Myths. They’re powerful things. We tell them because they’re full of capital “T” Truth — even if the stories themselves aren’t historically accurate. Throughout antiquity our forebears nourished these narratives to maintain the rhythms and rituals of daily life. I don’t accept that the Greeks believed fanciful stories of their gods warring away on Mount Olympus, anymore than I believe that Odysseus lashed himself to the mast of his fast black ship to keep from falling to the Sirens’ salacious succor. But it doesn’t really make them any less true either, does it?
Hestia is the goddess of the hearth. The communal center. Civilization, as the Greeks understood it, would crumble without a central hearth. And I’m obliged to think we too are better served in coming to the central hearth fires to commune. To be still. I know you’ve done it: sitting there in stilled silence as the campfire embers burned low. Mesmerized by the last lapping flames. Centered. Whole.
I started Hestia Tobacco after having the privilege to work with a few farmers and their families who embody this ethos. Alongside Kentucky’s patron saint of organic tobacco farming, Wendell Berry, we seek “The Peace of Wild Things” through farmers studying the terroir of their land. And instinctively understanding how best to work their dark silty fields. Like coffee plants or grape vines, the tobacco plant remains brittle and frail through its early growth. You don’t tend to it with gargantuan machinery or store it in sky-scraping silos.
We stripped the tobacco down to its perfect, environmentally respectful ideal: pure naked tobacco plants left to grow wild and unadulterated. To care for these plants you have to do it the hard way. The meaningful way. And the knowledge to plant it, prune it, harvest it, and cure it remains an art form passed down by word of mouth, and guarded like a family secret. Our tobacco families are the center of our operation. This is their ritual.
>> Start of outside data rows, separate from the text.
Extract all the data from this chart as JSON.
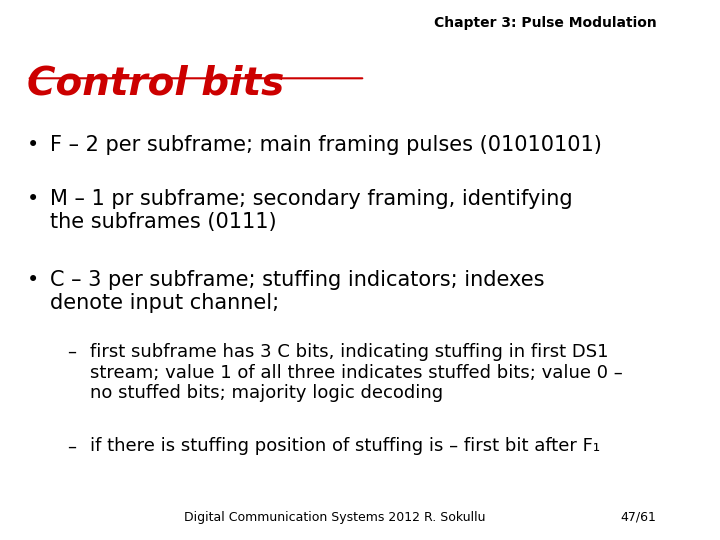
{
  "background_color": "#ffffff",
  "header_text": "Chapter 3: Pulse Modulation",
  "header_fontsize": 10,
  "header_color": "#000000",
  "title_text": "Control bits",
  "title_fontsize": 28,
  "title_color": "#cc0000",
  "title_bold": true,
  "title_italic": true,
  "title_underline": true,
  "bullet_fontsize": 15,
  "bullet_color": "#000000",
  "bullets": [
    "F – 2 per subframe; main framing pulses (01010101)",
    "M – 1 pr subframe; secondary framing, identifying\nthe subframes (0111)",
    "C – 3 per subframe; stuffing indicators; indexes\ndenote input channel;"
  ],
  "sub_bullets": [
    "first subframe has 3 C bits, indicating stuffing in first DS1\nstream; value 1 of all three indicates stuffed bits; value 0 –\nno stuffed bits; majority logic decoding",
    "if there is stuffing position of stuffing is – first bit after F₁"
  ],
  "sub_bullet_fontsize": 13,
  "footer_text": "Digital Communication Systems 2012 R. Sokullu",
  "footer_page": "47/61",
  "footer_fontsize": 9,
  "footer_color": "#000000"
}
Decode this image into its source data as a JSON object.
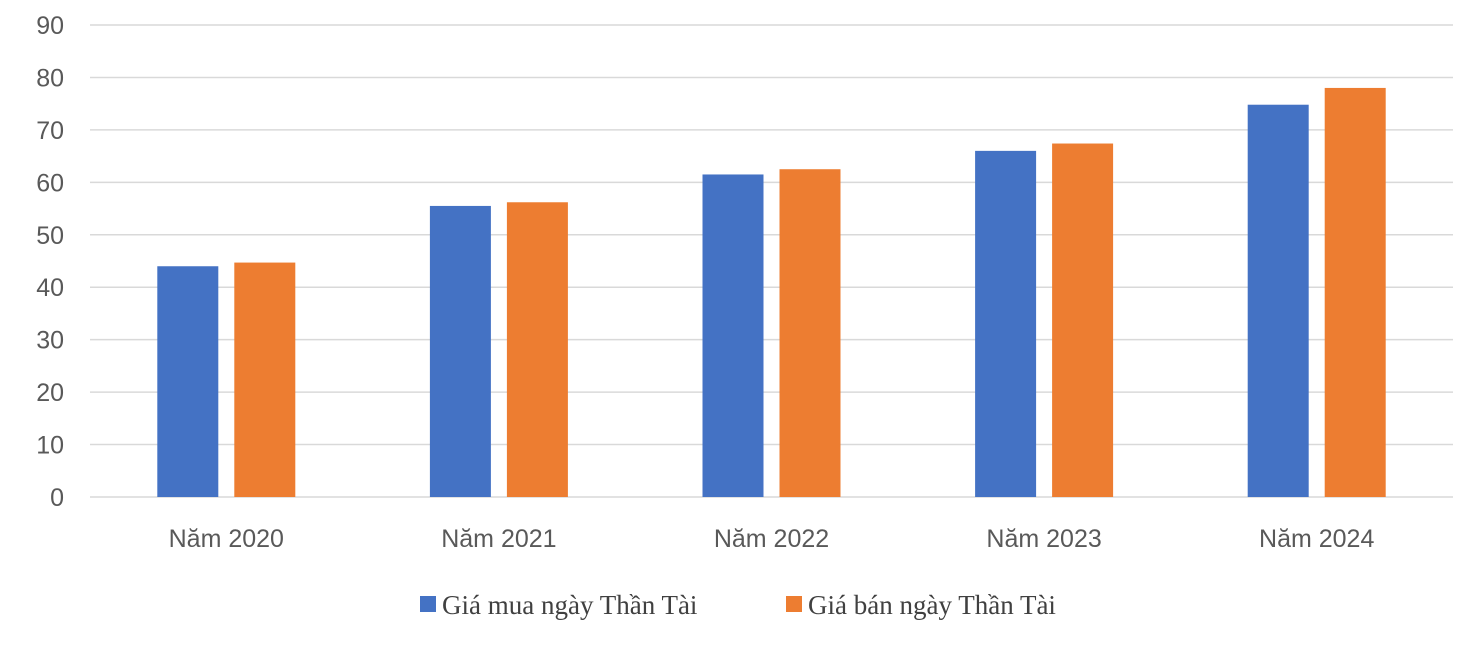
{
  "chart_data": {
    "type": "bar",
    "title": "",
    "xlabel": "",
    "ylabel": "",
    "ylim": [
      0,
      90
    ],
    "ytick_step": 10,
    "grid": true,
    "legend_position": "bottom",
    "categories": [
      "Năm 2020",
      "Năm 2021",
      "Năm 2022",
      "Năm 2023",
      "Năm 2024"
    ],
    "series": [
      {
        "name": "Giá mua ngày Thần Tài",
        "color": "#4472c4",
        "values": [
          44.0,
          55.5,
          61.5,
          66.0,
          74.8
        ]
      },
      {
        "name": "Giá bán ngày Thần Tài",
        "color": "#ed7d31",
        "values": [
          44.7,
          56.2,
          62.5,
          67.4,
          78.0
        ]
      }
    ]
  }
}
Their craft and rite of passage. Because the beginning of Hestia’s art is to consume and partake in their story. To become a page, not a footnote.
And this is my rite of passage, too. My morning meditation and prayer. On my porch. With a perfectly designed and constructed cigarette or two and a brimming, frothy ceramic French press. I drink the steaming beans ripened on a Costa Rican hill, roasted by some folks down the street. Whilst breathing deep the burning leaves of my farmers’ fields. I commune in their craft. In their ritual. And make it part of my own, collecting myself for the day. It’s certainly a myth that tobacco is good for you. And maybe there’s still some kernel of Truth in that after all, too.